I admit I didn't put enough thought into this new (to me) idea, but I
can't immediately see advantages of this method. Suppose, for the sake
of the argument, that the merge commit in question has been created
without any use of an auto-merge (whatever it actually means) in the
first place. What's then the reason to consider it to be a diff with
respect to an auto-merge? What advantages would it bring?

Then, do we need to be able to reproduce that exact auto-merge in 2
years from now for the method to work reliably? If so, isn't it a
problem, as we seem to agree that merge algorithms are subject to change
over time?

Essentially, this method apparently still puts a result of particular
procedure at the root of the method, again mixing merge-a-process with
merge-commit-the-result, that to me looks fundamentally flawed. I still
think that at its core Git should remain indifferent to the way a commit
has been created, be it merge or non-merge.

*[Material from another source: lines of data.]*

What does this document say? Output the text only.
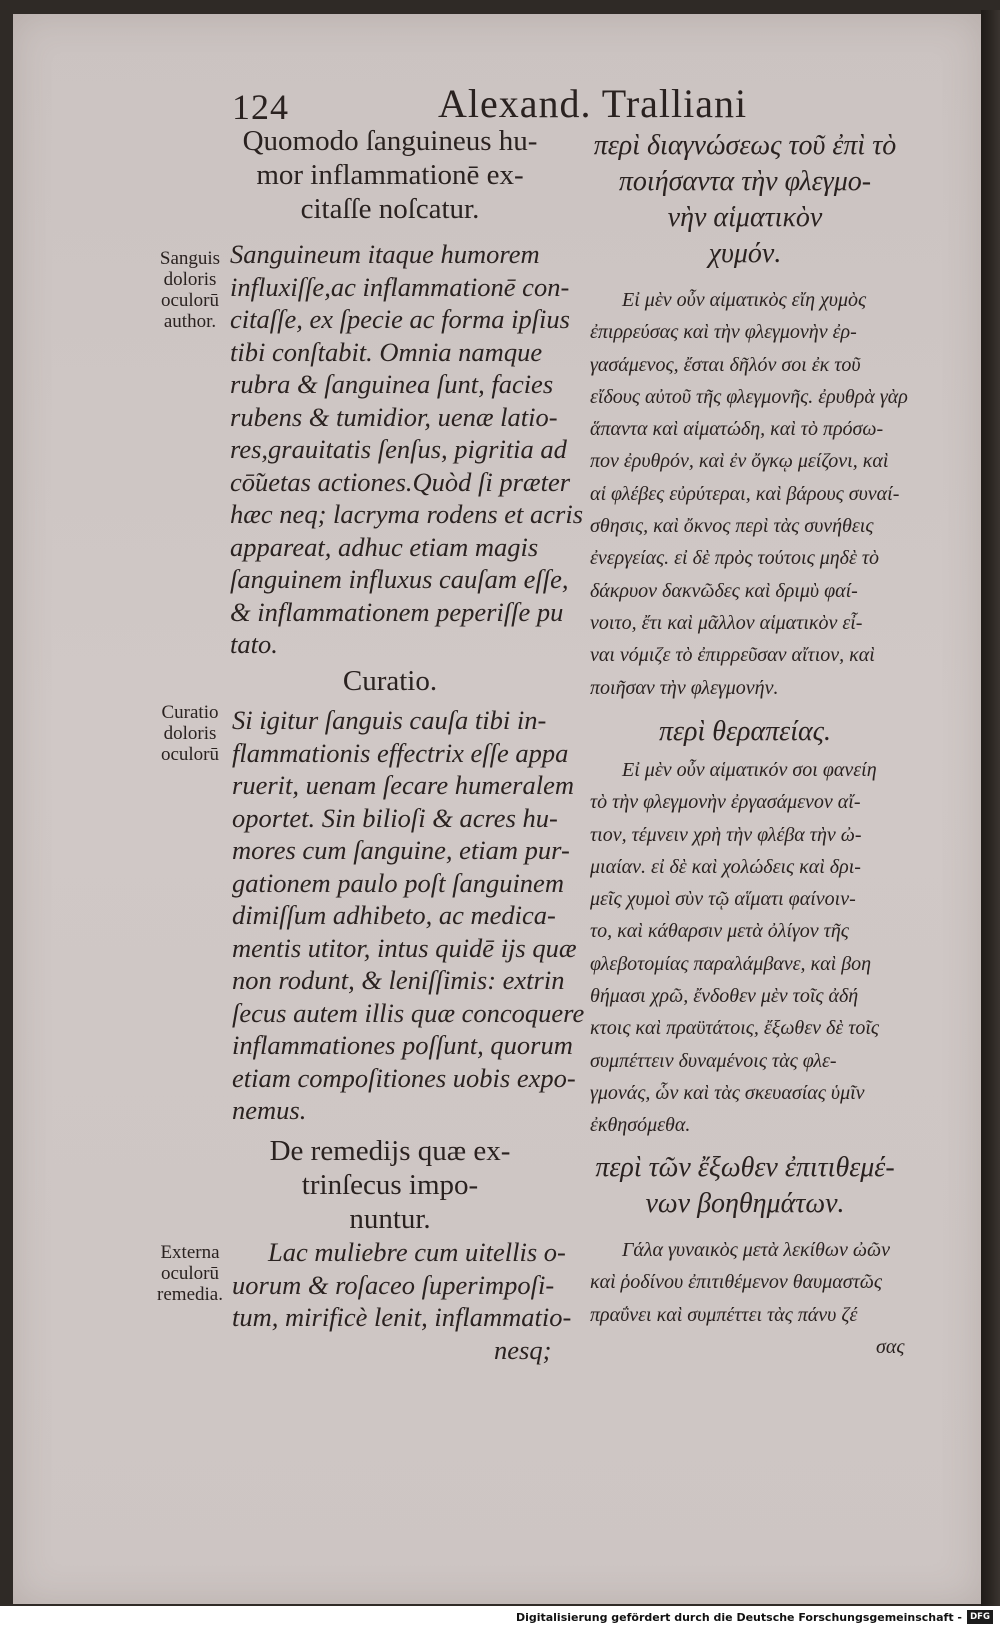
124	Alexand. Tralliani
Quomodo ſanguineus hu-
mor inflammationē ex-
citaſſe noſcatur.
Sanguineum itaque humorem
influxiſſe,ac inflammationē con-
citaſſe, ex ſpecie ac forma ipſius
tibi conſtabit. Omnia namque
rubra & ſanguinea ſunt, facies
rubens & tumidior, uenæ latio-
res,grauitatis ſenſus, pigritia ad
cō̃uetas actiones.Quòd ſi præter
hæc neq; lacryma rodens et acris
appareat, adhuc etiam magis
ſanguinem influxus cauſam eſſe,
& inflammationem peperiſſe pu
tato.
Curatio.
Si igitur ſanguis cauſa tibi in-
flammationis effectrix eſſe appa
ruerit, uenam ſecare humeralem
oportet. Sin bilioſi & acres hu-
mores cum ſanguine, etiam pur-
gationem paulo poſt ſanguinem
dimiſſum adhibeto, ac medica-
mentis utitor, intus quidē ijs quæ
non rodunt, & leniſſimis: extrin
ſecus autem illis quæ concoquere
inflammationes poſſunt, quorum
etiam compoſitiones uobis expo-
nemus.
De remedijs quæ ex-
trinſecus impo-
nuntur.
Lac muliebre cum uitellis o-
uorum & roſaceo ſuperimpoſi-
tum, mirificè lenit, inflammatio-
nesq;
Sanguis
doloris
oculorū
author.
Curatio
doloris
oculorū
Externa
oculorū
remedia.
περὶ διαγνώσεως τοῦ ἐπὶ τὸ
ποιήσαντα τὴν φλεγμο-
νὴν αἱματικὸν
χυμόν.
Εἰ μὲν οὖν αἱματικὸς εἴη χυμὸς
ἐπιρρεύσας καὶ τὴν φλεγμονὴν ἐρ-
γασάμενος, ἔσται δῆλόν σοι ἐκ τοῦ
εἴδους αὐτοῦ τῆς φλεγμονῆς. ἐρυθρὰ γὰρ
ἅπαντα καὶ αἱματώδη, καὶ τὸ πρόσω-
πον ἐρυθρόν, καὶ ἐν ὄγκῳ μείζονι, καὶ
αἱ φλέβες εὐρύτεραι, καὶ βάρους συναί-
σθησις, καὶ ὄκνος περὶ τὰς συνήθεις
ἐνεργείας. εἰ δὲ πρὸς τούτοις μηδὲ τὸ
δάκρυον δακνῶδες καὶ δριμὺ φαί-
νοιτο, ἔτι καὶ μᾶλλον αἱματικὸν εἶ-
ναι νόμιζε τὸ ἐπιρρεῦσαν αἴτιον, καὶ
ποιῆσαν τὴν φλεγμονήν.
περὶ θεραπείας.
Εἰ μὲν οὖν αἱματικόν σοι φανείη
τὸ τὴν φλεγμονὴν ἐργασάμενον αἴ-
τιον, τέμνειν χρὴ τὴν φλέβα τὴν ὠ-
μιαίαν. εἰ δὲ καὶ χολώδεις καὶ δρι-
μεῖς χυμοὶ σὺν τῷ αἵματι φαίνοιν-
το, καὶ κάθαρσιν μετὰ ὀλίγον τῆς
φλεβοτομίας παραλάμβανε, καὶ βοη
θήμασι χρῶ, ἔνδοθεν μὲν τοῖς ἀδή
κτοις καὶ πραϋτάτοις, ἔξωθεν δὲ τοῖς
συμπέττειν δυναμένοις τὰς φλε-
γμονάς, ὧν καὶ τὰς σκευασίας ὑμῖν
ἐκθησόμεθα.
περὶ τῶν ἔξωθεν ἐπιτιθεμέ-
νων βοηθημάτων.
Γάλα γυναικὸς μετὰ λεκίθων ὠῶν
καὶ ῥοδίνου ἐπιτιθέμενον θαυμαστῶς
πραΰνει καὶ συμπέττει τὰς πάνυ ζέ
σας
Digitalisierung gefördert durch die Deutsche Forschungsgemeinschaft - DFG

OTOH, the method of rebasing merge commits I've described long ago has
no assumptions about procedures involved in creation of the commit to be
rebased, nor does it need any notion of conflicts being involved in the
process, if any. It simply doesn't care, exactly the same way current
rebase doesn't care, when it rebases non-merge commits, if they were
created, say, using conflicting cherry-picks. What it cares about is
preserving the content by properly applying the recorded changes to the
new base. This property of the method I've suggested makes me believe it
is the best candidate for the core functionality, on top of which other
usable features could evolve.

Anyway, the choice is up to whoever gets time and desire to implement
it, and, not being that guy for now, I'm only looking forward for any
suitable solution for reliable rebasing of merge commits.